Wednesday, 31 December 2014

50 Years of Sergio Leone's Leone's Spaghetti Westerns

A Fistful of Dollars (1964)For A Few Dollars More (1965)The Good, The Bad And The Ugly (1966)

"In this world there's two kinds of people my friend, those with loaded guns, and those who dig."

Though I already wished everyone a happy new year in my supposed final entry of 2014 I would be remised if I did not mention the very special birthday of a very special film series. Many films have significant anniversaries this year, but none have been as influential on modern cinema as Sergio Leone’s Dollars Trilogy. Modern cinema simply would not exist as we know it without these films, they have touched and affected everyone and everything from Joss Whedon to Quentin Tarantino.
Few would have thought that an Italian American director, who hardly spoke any English, making a western when the genre was thought to be dying out, based on Akira Kurosawa’s Yojimbo  and starring the only people who didn’t previously turn the roles down, could become such an astonishing success. The series starts in small backwater towns and ends in epic style with the Civil War as a backdrop, it lacked the sentimental morals traditional westerns would try to shove down your throat, instead the films were filled with violent and sadistic behaviour  from its central characters.
The unique style created a new kind of buzz on a global scale, it gave the entire genre new life. With its flawed, more interesting and more relatable characters it captivated audiences on several levels. Humour was laced throughout as well, it was never thought that films like this could contain humour amidst all of the shootouts and gun slinging, but they did. Leone broke all of the rules and he didn’t care about it. Things were done in his own way and nothing demoted the exclusive feel he wanted to generate.
They were not light hearted stories, but they had a deeper thoughts implanted. The Dollars trilogy dealt with betrayal and honour, as well as the American dream and spirit. It is remarkable how well the foreign filmmaker captured the trials and tribulations of the American Civil War. Grand themes such as these could easily be bungled by other filmmakers, but here there is an excellent proof of how Leone took a history that wasn’t his own and filled it with the human heart.
Leone once said that westerns were filled with ‘violent and uncomplicated men’ and although his characters definitely fill the former, they are most certainly an accurate description of the latter.
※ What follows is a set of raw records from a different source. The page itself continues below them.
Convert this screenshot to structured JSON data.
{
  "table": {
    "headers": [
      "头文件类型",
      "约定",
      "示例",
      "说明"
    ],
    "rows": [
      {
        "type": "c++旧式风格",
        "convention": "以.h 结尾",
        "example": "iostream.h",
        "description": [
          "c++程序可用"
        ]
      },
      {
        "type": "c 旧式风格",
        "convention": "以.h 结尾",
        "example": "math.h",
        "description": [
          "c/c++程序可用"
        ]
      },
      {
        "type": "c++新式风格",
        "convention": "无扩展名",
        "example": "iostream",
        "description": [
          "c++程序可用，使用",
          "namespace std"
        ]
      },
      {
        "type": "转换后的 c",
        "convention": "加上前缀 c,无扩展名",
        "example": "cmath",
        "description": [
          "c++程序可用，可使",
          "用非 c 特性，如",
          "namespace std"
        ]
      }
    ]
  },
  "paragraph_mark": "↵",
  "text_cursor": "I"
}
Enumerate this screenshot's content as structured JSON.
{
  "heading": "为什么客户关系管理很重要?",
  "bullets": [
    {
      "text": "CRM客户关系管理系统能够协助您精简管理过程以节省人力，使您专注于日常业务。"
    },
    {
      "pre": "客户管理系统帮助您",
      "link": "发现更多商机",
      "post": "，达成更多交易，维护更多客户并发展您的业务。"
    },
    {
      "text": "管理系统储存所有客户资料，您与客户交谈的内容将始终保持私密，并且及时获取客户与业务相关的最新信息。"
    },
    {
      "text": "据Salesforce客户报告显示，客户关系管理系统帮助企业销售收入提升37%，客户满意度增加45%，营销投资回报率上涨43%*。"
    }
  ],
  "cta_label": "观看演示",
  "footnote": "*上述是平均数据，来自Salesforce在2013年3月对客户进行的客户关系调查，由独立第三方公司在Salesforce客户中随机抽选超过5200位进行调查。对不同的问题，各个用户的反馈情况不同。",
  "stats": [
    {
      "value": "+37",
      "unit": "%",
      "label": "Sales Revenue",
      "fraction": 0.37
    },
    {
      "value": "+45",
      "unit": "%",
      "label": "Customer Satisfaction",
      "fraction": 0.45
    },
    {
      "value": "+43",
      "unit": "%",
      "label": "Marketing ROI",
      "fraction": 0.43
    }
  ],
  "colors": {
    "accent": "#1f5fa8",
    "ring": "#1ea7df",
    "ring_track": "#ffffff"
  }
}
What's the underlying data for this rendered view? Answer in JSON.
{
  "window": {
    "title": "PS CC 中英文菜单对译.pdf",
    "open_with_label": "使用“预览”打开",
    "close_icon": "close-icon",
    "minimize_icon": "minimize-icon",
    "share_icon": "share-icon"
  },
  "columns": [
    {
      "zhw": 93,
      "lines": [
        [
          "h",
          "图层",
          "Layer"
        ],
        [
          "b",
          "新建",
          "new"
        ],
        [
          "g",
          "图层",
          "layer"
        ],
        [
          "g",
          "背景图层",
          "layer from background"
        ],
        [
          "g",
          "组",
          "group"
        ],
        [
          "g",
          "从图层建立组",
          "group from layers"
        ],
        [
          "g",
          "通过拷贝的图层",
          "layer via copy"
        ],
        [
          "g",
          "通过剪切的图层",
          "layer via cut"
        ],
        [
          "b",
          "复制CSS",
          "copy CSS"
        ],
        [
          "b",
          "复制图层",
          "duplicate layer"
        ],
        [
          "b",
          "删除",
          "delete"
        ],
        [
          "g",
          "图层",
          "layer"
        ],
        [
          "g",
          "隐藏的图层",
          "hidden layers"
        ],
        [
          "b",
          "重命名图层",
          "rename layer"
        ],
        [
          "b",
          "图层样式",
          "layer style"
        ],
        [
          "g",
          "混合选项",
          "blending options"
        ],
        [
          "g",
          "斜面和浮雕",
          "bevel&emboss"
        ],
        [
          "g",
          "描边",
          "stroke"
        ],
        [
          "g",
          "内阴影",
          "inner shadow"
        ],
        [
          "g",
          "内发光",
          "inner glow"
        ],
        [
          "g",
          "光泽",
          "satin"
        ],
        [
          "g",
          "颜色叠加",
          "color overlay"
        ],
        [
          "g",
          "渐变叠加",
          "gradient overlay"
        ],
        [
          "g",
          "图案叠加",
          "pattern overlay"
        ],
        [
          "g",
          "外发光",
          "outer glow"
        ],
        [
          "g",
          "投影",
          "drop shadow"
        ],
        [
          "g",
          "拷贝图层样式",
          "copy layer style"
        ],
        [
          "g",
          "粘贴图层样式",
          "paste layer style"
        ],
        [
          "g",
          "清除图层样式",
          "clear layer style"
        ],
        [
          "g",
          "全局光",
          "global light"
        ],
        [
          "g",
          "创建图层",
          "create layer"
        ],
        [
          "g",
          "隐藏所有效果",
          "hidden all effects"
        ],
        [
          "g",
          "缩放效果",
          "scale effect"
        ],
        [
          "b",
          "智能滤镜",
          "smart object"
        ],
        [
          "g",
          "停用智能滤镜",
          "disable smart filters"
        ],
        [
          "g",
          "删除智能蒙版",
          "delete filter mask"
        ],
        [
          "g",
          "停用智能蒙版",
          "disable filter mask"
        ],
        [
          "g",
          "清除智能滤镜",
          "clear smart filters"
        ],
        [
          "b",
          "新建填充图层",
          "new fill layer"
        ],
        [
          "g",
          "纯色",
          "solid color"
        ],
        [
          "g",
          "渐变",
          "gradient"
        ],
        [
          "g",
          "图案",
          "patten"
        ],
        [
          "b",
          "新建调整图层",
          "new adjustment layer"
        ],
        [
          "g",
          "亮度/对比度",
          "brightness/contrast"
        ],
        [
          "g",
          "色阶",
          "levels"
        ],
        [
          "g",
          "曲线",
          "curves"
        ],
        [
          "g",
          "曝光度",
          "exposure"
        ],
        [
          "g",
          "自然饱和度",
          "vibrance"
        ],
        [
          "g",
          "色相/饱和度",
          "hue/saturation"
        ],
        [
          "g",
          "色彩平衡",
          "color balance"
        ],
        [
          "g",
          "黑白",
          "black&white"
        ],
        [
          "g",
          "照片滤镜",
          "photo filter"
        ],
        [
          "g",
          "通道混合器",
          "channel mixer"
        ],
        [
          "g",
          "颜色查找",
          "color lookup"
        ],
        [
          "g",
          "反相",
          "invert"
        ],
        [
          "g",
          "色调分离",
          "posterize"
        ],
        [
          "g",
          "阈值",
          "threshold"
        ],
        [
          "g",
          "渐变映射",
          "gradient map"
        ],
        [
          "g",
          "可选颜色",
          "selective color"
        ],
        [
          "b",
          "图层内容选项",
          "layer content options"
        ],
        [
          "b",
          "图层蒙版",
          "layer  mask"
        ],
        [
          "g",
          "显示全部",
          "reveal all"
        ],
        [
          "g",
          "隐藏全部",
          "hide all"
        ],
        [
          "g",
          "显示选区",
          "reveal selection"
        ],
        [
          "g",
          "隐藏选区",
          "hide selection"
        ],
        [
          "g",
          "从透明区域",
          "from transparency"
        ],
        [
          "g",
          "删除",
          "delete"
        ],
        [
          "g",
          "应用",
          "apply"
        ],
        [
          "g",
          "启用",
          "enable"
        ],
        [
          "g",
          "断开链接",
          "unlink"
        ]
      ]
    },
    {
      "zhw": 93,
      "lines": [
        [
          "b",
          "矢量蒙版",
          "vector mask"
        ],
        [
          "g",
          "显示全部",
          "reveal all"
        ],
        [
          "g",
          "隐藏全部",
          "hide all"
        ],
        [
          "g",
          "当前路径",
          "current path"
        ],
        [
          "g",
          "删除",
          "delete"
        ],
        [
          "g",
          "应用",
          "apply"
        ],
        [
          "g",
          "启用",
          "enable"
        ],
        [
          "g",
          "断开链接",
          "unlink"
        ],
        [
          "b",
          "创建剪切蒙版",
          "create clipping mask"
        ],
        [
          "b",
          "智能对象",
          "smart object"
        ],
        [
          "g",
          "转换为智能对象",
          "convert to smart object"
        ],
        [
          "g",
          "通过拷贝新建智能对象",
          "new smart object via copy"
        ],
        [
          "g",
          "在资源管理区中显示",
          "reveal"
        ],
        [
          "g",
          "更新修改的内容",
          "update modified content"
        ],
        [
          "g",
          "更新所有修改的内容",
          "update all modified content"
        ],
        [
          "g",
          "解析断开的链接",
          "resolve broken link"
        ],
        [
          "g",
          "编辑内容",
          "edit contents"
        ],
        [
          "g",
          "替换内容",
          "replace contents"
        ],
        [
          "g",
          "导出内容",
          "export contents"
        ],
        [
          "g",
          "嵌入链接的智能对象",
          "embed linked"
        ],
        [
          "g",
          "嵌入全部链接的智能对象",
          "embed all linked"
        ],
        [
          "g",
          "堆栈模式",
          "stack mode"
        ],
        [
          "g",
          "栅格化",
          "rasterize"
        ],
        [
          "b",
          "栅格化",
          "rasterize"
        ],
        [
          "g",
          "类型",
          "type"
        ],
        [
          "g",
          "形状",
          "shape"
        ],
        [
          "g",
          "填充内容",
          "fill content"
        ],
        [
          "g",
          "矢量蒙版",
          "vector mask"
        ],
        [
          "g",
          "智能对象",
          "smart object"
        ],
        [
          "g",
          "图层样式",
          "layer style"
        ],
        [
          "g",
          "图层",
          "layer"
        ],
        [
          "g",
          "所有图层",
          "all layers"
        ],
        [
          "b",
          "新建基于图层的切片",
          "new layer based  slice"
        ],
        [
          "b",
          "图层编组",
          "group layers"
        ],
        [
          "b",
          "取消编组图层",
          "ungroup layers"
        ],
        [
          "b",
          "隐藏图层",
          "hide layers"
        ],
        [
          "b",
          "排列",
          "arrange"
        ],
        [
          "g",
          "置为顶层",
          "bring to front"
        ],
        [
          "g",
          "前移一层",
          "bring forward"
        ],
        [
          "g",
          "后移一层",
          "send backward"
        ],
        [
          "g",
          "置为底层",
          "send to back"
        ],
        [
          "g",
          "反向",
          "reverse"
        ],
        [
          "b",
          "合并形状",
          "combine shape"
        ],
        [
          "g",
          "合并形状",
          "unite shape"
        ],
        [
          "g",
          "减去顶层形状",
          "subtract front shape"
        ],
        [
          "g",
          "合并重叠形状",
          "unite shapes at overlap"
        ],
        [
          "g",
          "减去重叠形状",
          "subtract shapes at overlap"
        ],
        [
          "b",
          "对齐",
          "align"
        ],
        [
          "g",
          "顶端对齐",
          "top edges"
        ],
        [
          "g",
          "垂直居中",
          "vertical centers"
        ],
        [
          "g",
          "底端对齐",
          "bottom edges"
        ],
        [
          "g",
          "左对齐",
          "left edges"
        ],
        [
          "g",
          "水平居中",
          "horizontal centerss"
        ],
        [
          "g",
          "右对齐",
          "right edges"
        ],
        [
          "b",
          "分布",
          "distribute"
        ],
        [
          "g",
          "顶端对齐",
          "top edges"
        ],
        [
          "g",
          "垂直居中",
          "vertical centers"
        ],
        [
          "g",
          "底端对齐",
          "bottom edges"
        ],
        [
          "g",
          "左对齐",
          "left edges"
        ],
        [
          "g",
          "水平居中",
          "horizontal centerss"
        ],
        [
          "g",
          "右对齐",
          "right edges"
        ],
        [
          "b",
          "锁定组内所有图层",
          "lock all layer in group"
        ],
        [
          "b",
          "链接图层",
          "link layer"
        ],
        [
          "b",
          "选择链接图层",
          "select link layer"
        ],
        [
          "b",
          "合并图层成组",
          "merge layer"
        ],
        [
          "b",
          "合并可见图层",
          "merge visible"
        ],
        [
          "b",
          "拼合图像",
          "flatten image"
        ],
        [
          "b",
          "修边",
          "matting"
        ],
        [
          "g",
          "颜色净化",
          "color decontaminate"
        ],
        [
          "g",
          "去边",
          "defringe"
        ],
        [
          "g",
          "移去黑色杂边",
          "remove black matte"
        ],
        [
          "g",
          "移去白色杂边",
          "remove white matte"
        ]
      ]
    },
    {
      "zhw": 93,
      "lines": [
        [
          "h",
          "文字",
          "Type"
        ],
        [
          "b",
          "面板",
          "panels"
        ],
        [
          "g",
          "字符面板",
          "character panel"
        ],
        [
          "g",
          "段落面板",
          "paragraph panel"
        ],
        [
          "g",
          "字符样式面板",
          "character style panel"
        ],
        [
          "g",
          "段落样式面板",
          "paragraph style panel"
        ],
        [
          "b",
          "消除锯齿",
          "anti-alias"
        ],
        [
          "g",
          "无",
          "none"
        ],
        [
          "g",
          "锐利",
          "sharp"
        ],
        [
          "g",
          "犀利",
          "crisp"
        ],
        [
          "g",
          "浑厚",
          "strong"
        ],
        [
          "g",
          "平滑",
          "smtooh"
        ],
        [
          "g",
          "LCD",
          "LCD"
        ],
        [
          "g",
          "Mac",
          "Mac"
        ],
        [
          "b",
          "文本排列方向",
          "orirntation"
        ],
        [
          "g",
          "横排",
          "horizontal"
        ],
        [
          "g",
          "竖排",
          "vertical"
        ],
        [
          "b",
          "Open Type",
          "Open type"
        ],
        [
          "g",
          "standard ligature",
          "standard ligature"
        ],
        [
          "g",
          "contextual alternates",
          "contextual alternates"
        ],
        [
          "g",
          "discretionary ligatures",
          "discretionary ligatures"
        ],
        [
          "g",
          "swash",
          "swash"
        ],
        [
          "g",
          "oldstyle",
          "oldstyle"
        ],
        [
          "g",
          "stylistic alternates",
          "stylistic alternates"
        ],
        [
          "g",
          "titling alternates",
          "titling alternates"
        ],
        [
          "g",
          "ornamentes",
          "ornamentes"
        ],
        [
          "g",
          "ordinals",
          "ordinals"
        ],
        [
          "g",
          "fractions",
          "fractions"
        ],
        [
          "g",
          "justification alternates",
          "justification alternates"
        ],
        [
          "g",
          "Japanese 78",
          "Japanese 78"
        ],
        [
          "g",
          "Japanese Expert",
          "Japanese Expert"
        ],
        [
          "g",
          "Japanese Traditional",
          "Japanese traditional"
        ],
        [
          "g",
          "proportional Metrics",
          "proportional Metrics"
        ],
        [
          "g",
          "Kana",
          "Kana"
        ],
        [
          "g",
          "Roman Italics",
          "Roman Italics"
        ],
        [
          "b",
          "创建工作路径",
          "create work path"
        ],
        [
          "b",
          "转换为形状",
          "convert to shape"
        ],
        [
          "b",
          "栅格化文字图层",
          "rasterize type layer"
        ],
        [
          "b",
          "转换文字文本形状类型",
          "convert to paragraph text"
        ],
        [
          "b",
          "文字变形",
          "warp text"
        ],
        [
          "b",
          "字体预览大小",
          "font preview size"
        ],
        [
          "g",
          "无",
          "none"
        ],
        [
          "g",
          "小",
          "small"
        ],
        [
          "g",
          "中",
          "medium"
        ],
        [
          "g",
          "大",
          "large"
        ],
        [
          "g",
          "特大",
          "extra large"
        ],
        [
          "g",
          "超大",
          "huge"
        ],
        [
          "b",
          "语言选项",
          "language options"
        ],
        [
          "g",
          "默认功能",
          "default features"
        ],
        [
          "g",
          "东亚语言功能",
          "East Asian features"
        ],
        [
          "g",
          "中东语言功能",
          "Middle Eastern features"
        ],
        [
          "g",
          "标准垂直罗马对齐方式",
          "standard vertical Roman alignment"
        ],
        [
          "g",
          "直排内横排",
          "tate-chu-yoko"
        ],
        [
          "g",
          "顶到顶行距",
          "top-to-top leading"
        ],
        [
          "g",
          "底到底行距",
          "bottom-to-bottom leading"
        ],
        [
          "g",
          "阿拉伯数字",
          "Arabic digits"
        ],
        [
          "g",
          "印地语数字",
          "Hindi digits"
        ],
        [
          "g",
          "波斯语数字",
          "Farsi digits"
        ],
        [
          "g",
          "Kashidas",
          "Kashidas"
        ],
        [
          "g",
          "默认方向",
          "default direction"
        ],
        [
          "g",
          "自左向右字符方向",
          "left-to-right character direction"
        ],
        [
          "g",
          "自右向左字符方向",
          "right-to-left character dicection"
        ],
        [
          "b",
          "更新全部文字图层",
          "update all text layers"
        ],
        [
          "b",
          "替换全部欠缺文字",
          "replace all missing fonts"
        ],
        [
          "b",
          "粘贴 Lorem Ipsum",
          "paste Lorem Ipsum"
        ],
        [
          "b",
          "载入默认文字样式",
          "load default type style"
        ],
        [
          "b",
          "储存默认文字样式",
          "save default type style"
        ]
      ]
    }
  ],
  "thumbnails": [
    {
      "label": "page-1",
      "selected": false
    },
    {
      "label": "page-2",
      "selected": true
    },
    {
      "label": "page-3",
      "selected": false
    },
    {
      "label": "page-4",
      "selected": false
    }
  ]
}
Though they may be, as already stated, violent, emotionally disconnected questionable political beliefs audiences still connect with the characters today. By the time you reach the scene in the graveyard at the end of The Good, the Bad and the Ugly you feel as if you have gone on a genuine journey with these people.
The extra edge has to come from that incredible music score from Ennio Morricone which Leone uses to his full advantage, as well as the inclusion of sound, it’s exclusion from some scenes adds to the terrific tension. The silence, reaction shots, followed by brutal bursts of violence were techniques invented here by Leone. The use of all of these things went against what was considered normal for the most prestigious Hollywood pictures, let alone a blood filled series of westerns.
You don’t have to like the classic John Wayne era of westerns to adore Leone’s films, take it from me because the earlier statement is my answer to the question ‘Do you like Cowboy films?’ Any director that uses wide angle shots probably does so from an influence by Leone. The films somehow heightened the reality of the genre but presented it in a format only plausible on the big screen. Hitchcock and many others saw no potential in widescreen due to the jarring between shots, but Leone used the jarring to great effect, jumping from desolate landscapes to close ups.
I would be lying if I said that the Leone westerns were recognised as classics instantly, they broke the mold at the time as well as today, but it was still regarded as a short craze. But like so many classic films, not only have Leone’s work refused to pass from memory, it gains new audiences constantly, and it will undoubtedly do so for years to come.